А свою жизнь слабо спасти? Ни жены. Ни детей. Все были и медленно сплыли. С психами и сам станешь психом.
Сур быстро выкурил дешевую сигарету, ежась у открытой форточки.
Вышел в коридор. Нашел Анну Ивановну. Она сидела на кушетке около сестринской. Улыбалась, как всегда.
– Анна Ивановна, – сказал Сур тусклым, как старое зеркало, голосом, в котором отразилось сразу много жизней, – идемте ко мне жить? Вы мне за маму будете.
Анна Ивановна спокойно сидела, опустив натруженные, венозные руки на колени, и молча, беззубо улыбалась.
Он так долго готовился к этому разговору, что сейчас, когда этот миг надвинулся и подошел совсем близко, было совсем не страшно, ничуть.
Боланд стоял, а профессор Зайцев сидел в кресле. Лицо Зайцева дрожало и расплывалось в глазах Боланда. Боланд сморгнул. Конечно, страшно; надо только сделать громадный, очень длинный вдох, задержать дыхание и так постоять полминуты, минуту. На сколько задерживают дыхание ныряльщики? Вот он сейчас ныряльщик. Все заканчивается когда-нибудь. И это закончится тоже. Этот спектакль. Эта сцена.
Они в кабинете одни. Он заварил главному чай. Все как всегда. И вот сейчас будет не как всегда.
«Если он испугается, я утешу его. А если захохочет? Рассмеется мне в лицо?»
Боланд набрал воздуху в грудь и раздул легкие.
– Что вы так напыжились, коллега? С сердцем нелады? Так мы мигом…
Зайцев вытащил из кармана стеклянный цилиндрик с белой мелкой икрой нитроглицерина.
– Вот! Быстро под язык! И давно у вас стенокардия? Ай-ай, ведь молодой!
Боланд взял лекарство. Катал цилиндрик на ладони.
«Сейчас. Вот сейчас. Давай. Ну давай же!»
– Лев Николаевич. – Сглотнул. – Мне очень понравилась ваша рукопись.
Профессор Зайцев просиял.
Засиял изнутри, засветилась бородка, замерцали, будто шары в гущине новогодней черной елки, под блесткими очками маленькие глазки.
– Правда? Ох, как это приятно от вас слышать! Правда? Ну я рад! Рад!
Весь аж лучился, как рад был. Не лицо – солнце.
– Так понравилась, что я ее вам не отдам.
Солнце еще сияло. Еще испускало длинные веселые лучи.
Зайцев снял очки. Без них выглядел беспомощно, как ребенок. Стал протирать круглые стекла полой халата. Пружинные дужки мотались мышьими хвостами.
– Не отдадите? Ну что ж! Подержите, подержите еще! Полистайте! Подумайте! Я вас понимаю!

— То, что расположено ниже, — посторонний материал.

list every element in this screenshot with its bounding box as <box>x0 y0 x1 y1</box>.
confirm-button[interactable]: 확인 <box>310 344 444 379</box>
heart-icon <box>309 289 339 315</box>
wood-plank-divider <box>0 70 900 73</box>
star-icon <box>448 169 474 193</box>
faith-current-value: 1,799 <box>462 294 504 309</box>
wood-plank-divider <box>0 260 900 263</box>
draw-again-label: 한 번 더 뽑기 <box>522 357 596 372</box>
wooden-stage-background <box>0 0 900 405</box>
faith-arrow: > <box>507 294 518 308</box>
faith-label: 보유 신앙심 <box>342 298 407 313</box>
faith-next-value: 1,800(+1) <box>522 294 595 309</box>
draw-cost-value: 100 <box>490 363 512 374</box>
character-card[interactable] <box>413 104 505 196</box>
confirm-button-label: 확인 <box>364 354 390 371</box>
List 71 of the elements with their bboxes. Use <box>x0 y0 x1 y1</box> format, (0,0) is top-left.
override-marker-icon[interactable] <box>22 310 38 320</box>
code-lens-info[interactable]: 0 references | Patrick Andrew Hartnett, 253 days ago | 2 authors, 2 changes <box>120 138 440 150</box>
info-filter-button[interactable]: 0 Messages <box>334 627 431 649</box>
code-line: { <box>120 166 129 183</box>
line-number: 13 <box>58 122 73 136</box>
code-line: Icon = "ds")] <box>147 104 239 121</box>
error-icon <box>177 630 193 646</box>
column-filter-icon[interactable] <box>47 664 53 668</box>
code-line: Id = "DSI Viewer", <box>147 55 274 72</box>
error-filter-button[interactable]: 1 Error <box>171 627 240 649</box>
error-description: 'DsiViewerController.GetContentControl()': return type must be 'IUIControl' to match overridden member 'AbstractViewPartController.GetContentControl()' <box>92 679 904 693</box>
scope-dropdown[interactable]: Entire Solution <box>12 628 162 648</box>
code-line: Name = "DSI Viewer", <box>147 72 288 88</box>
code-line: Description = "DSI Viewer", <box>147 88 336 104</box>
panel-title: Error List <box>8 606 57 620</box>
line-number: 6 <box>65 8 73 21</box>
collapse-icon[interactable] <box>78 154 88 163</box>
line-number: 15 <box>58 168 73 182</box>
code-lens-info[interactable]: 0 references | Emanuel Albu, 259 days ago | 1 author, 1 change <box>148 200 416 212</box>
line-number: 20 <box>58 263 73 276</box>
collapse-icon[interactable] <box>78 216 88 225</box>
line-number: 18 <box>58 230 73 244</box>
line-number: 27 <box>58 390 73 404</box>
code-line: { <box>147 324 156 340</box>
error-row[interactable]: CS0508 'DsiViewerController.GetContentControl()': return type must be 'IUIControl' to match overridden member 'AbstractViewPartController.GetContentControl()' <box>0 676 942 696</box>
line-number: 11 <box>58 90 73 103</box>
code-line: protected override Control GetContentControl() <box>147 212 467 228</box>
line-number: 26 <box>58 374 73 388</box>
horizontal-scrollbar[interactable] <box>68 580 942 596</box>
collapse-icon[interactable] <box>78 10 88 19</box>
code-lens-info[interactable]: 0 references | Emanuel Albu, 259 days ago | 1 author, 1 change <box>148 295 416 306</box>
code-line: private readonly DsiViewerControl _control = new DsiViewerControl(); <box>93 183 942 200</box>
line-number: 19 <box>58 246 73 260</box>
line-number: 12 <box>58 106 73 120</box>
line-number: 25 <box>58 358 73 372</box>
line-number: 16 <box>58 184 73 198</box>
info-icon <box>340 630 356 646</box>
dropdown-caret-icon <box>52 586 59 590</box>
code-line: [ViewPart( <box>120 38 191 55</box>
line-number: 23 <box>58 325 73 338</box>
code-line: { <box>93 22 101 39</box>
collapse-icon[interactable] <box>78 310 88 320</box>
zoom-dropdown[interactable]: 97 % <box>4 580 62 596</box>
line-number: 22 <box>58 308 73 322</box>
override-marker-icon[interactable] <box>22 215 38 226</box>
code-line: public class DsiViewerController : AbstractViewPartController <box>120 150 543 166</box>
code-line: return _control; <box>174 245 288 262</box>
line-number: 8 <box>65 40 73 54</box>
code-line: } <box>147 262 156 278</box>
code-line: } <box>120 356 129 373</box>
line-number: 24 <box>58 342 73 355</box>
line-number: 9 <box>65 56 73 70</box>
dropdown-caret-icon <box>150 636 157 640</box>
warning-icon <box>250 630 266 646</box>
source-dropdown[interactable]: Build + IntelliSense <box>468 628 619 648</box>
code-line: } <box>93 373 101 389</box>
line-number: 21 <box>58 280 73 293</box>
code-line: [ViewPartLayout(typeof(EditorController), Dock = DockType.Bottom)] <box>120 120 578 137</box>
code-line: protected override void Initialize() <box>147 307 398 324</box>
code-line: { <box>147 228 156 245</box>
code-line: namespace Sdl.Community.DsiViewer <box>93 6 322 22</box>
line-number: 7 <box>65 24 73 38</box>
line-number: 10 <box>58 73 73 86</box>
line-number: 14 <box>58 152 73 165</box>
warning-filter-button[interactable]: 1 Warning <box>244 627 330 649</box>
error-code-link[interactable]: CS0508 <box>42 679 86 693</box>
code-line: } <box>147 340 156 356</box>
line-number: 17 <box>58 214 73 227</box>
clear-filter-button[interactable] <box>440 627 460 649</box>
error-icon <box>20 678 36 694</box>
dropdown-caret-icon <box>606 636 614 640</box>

Боланду уже стало легче. Много легче. Он ощущал себя воином на поле боя. Эйфория охватила, приподняла и понесла его над полом, над креслами, над затылком этого жалкого человечишки, который посмел быть гением.
– Нет. Вы не понимаете. Я вам ее никогда не отдам.
– Что, что?!
Вот теперь до него начало доходить. Вцепился в подлокотники кресла. Встал. На ногах не устоял. Колени ослабели; опять упал в кресло. Сидел уже нахохлившись, как больной попугай.

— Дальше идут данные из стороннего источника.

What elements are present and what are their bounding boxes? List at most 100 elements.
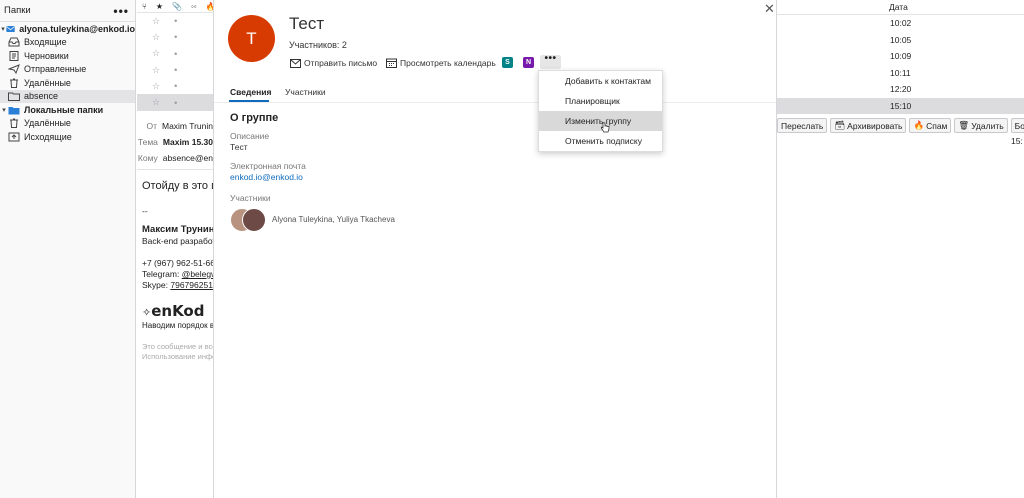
sharepoint-icon[interactable]: S bbox=[502, 57, 513, 68]
message-list-strip: ⑂ ★ 📎 ◦◦ 🔥 ☆ • ☆ • ☆ • ☆ • ☆ • ☆ • bbox=[137, 0, 216, 111]
local-folder-outbox[interactable]: Исходящие bbox=[0, 130, 135, 144]
local-folder-icon bbox=[8, 106, 20, 115]
archive-button[interactable]: 🗃 Архивировать bbox=[830, 118, 907, 133]
menu-item-unsubscribe[interactable]: Отменить подписку bbox=[539, 131, 662, 151]
skype-link[interactable]: 7967962516 bbox=[170, 280, 213, 290]
signature-skype: Skype: 7967962516 bbox=[142, 280, 213, 290]
message-date-cell[interactable]: 10:05 bbox=[777, 32, 1024, 49]
from-label: От bbox=[146, 121, 157, 131]
delete-button[interactable]: 🗑 Удалить bbox=[954, 118, 1008, 133]
subject-line: Тема Maxim 15.30 bbox=[137, 134, 213, 150]
folder-sent[interactable]: Отправленные bbox=[0, 63, 135, 77]
read-dot-icon[interactable]: • bbox=[174, 81, 177, 91]
read-dot-icon[interactable]: • bbox=[174, 16, 177, 26]
message-row[interactable]: ☆ • bbox=[137, 13, 213, 29]
attachment-column-icon[interactable]: 📎 bbox=[172, 2, 182, 11]
local-folder-trash[interactable]: Удалённые bbox=[0, 117, 135, 131]
members-label: Участники bbox=[230, 193, 271, 203]
star-icon[interactable]: ☆ bbox=[152, 65, 160, 76]
spam-button[interactable]: 🔥 Спам bbox=[909, 118, 952, 133]
tab-members[interactable]: Участники bbox=[285, 87, 326, 97]
read-dot-icon[interactable]: • bbox=[174, 32, 177, 42]
read-dot-icon[interactable]: • bbox=[174, 65, 177, 75]
message-time: 15: bbox=[1011, 136, 1023, 146]
read-dot-icon[interactable]: • bbox=[174, 49, 177, 59]
onenote-icon[interactable]: N bbox=[523, 57, 534, 68]
subject-value: Maxim 15.30 bbox=[162, 137, 213, 147]
account-row[interactable]: ▾ alyona.tuleykina@enkod.io bbox=[0, 22, 135, 36]
member-avatar[interactable] bbox=[242, 208, 266, 232]
folder-label: Исходящие bbox=[24, 131, 72, 142]
message-row[interactable]: ☆ • bbox=[137, 29, 213, 45]
account-label: alyona.tuleykina@enkod.io bbox=[19, 23, 135, 34]
star-icon[interactable]: ☆ bbox=[152, 48, 160, 59]
star-icon[interactable]: ☆ bbox=[152, 16, 160, 27]
menu-item-scheduler[interactable]: Планировщик bbox=[539, 91, 662, 111]
send-mail-button[interactable]: Отправить письмо bbox=[290, 56, 377, 70]
body-text: Отойду в это в bbox=[142, 180, 213, 192]
about-group-title: О группе bbox=[230, 112, 279, 124]
message-toolbar: Переслать 🗃 Архивировать 🔥 Спам 🗑 Удалить Б… bbox=[777, 118, 1024, 133]
folder-trash[interactable]: Удалённые bbox=[0, 76, 135, 90]
trash-icon bbox=[10, 118, 18, 129]
folder-label: absence bbox=[24, 91, 59, 102]
menu-item-add-to-contacts[interactable]: Добавить к контактам bbox=[539, 71, 662, 91]
signature-phone: +7 (967) 962-51-66 bbox=[142, 258, 213, 268]
local-folders-row[interactable]: ▾ Локальные папки bbox=[0, 103, 135, 117]
message-preview: От Maxim Trunin Тема Maxim 15.30 Кому ab… bbox=[137, 118, 213, 498]
collapse-chevron-icon[interactable]: ▾ bbox=[0, 106, 8, 114]
star-column-icon[interactable]: ★ bbox=[156, 2, 163, 11]
inbox-icon bbox=[8, 37, 20, 47]
hand-cursor-icon bbox=[600, 122, 610, 133]
to-value[interactable]: absence@en bbox=[163, 153, 213, 163]
date-column-header[interactable]: Дата bbox=[777, 0, 1024, 15]
message-row[interactable]: ☆ • bbox=[137, 78, 213, 94]
folder-drafts[interactable]: Черновики bbox=[0, 49, 135, 63]
star-icon[interactable]: ☆ bbox=[152, 32, 160, 43]
message-date-cell[interactable]: 10:11 bbox=[777, 65, 1024, 82]
email-link[interactable]: enkod.io@enkod.io bbox=[230, 172, 303, 182]
members-list[interactable]: Alyona Tuleykina, Yuliya Tkacheva bbox=[272, 215, 395, 224]
trash-icon: 🗑 bbox=[958, 120, 970, 130]
draft-icon bbox=[9, 50, 19, 61]
group-title: Тест bbox=[289, 14, 325, 33]
local-folders-label: Локальные папки bbox=[24, 104, 104, 115]
message-date-cell-selected[interactable]: 15:10 bbox=[777, 97, 1024, 114]
outbox-icon bbox=[8, 132, 20, 142]
message-date-cell[interactable]: 12:20 bbox=[777, 81, 1024, 98]
telegram-link[interactable]: @belegw bbox=[182, 269, 213, 279]
view-calendar-button[interactable]: Просмотреть календарь bbox=[386, 56, 496, 70]
telegram-label: Telegram: bbox=[142, 269, 180, 279]
folder-pane-title: Папки bbox=[4, 5, 31, 16]
signature-tagline: Наводим порядок в bbox=[142, 321, 213, 330]
forward-button[interactable]: Переслать bbox=[777, 118, 828, 133]
folder-label: Входящие bbox=[24, 37, 67, 48]
folder-label: Черновики bbox=[24, 50, 69, 61]
from-value[interactable]: Maxim Trunin bbox=[162, 121, 213, 131]
thread-column-icon[interactable]: ⑂ bbox=[142, 2, 147, 11]
skype-label: Skype: bbox=[142, 280, 168, 290]
read-dot-icon[interactable]: • bbox=[174, 98, 177, 108]
more-button[interactable]: Больше▾ bbox=[1010, 118, 1024, 133]
folder-pane-menu-button[interactable]: ••• bbox=[113, 5, 129, 17]
star-icon[interactable]: ☆ bbox=[152, 81, 160, 92]
more-actions-button[interactable]: ••• bbox=[540, 54, 561, 69]
message-row-selected[interactable]: ☆ • bbox=[137, 94, 213, 111]
archive-icon: 🗃 bbox=[834, 120, 846, 130]
message-date-cell[interactable]: 10:09 bbox=[777, 48, 1024, 65]
folder-label: Удалённые bbox=[24, 118, 71, 129]
close-icon[interactable]: ✕ bbox=[764, 1, 775, 17]
description-label: Описание bbox=[230, 131, 270, 141]
mail-icon bbox=[290, 58, 301, 68]
folder-icon bbox=[8, 92, 20, 102]
message-row[interactable]: ☆ • bbox=[137, 46, 213, 62]
star-icon[interactable]: ☆ bbox=[152, 97, 160, 108]
disclaimer-line: Использование инфо bbox=[142, 352, 213, 361]
tabs-divider bbox=[214, 102, 776, 103]
read-column-icon[interactable]: ◦◦ bbox=[191, 2, 197, 11]
tab-details[interactable]: Сведения bbox=[230, 87, 271, 97]
folder-absence[interactable]: absence bbox=[0, 89, 135, 103]
message-date-cell[interactable]: 10:02 bbox=[777, 15, 1024, 32]
folder-inbox[interactable]: Входящие bbox=[0, 36, 135, 50]
message-row[interactable]: ☆ • bbox=[137, 62, 213, 78]
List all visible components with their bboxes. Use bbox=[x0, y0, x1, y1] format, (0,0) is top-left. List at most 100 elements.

Говорящий попугай. Поющий попугай. Мыслящий попугай.
Плачущий попугай.
Сейчас он будет плакать. Он малодушен.
«Я забыл сунуть в карман носовой платок. Упущенье».
Вздернул бороденку вверх. Бороденка безмолвно спрашивала: как так?! как не отдадите?! что за сумасшествие?! что за бред!
Бред. Бред. Разновидность бреда. Род нового бреда.
Классификация: бред присвоения чужой собственности. Подвид: бред наглого воровства.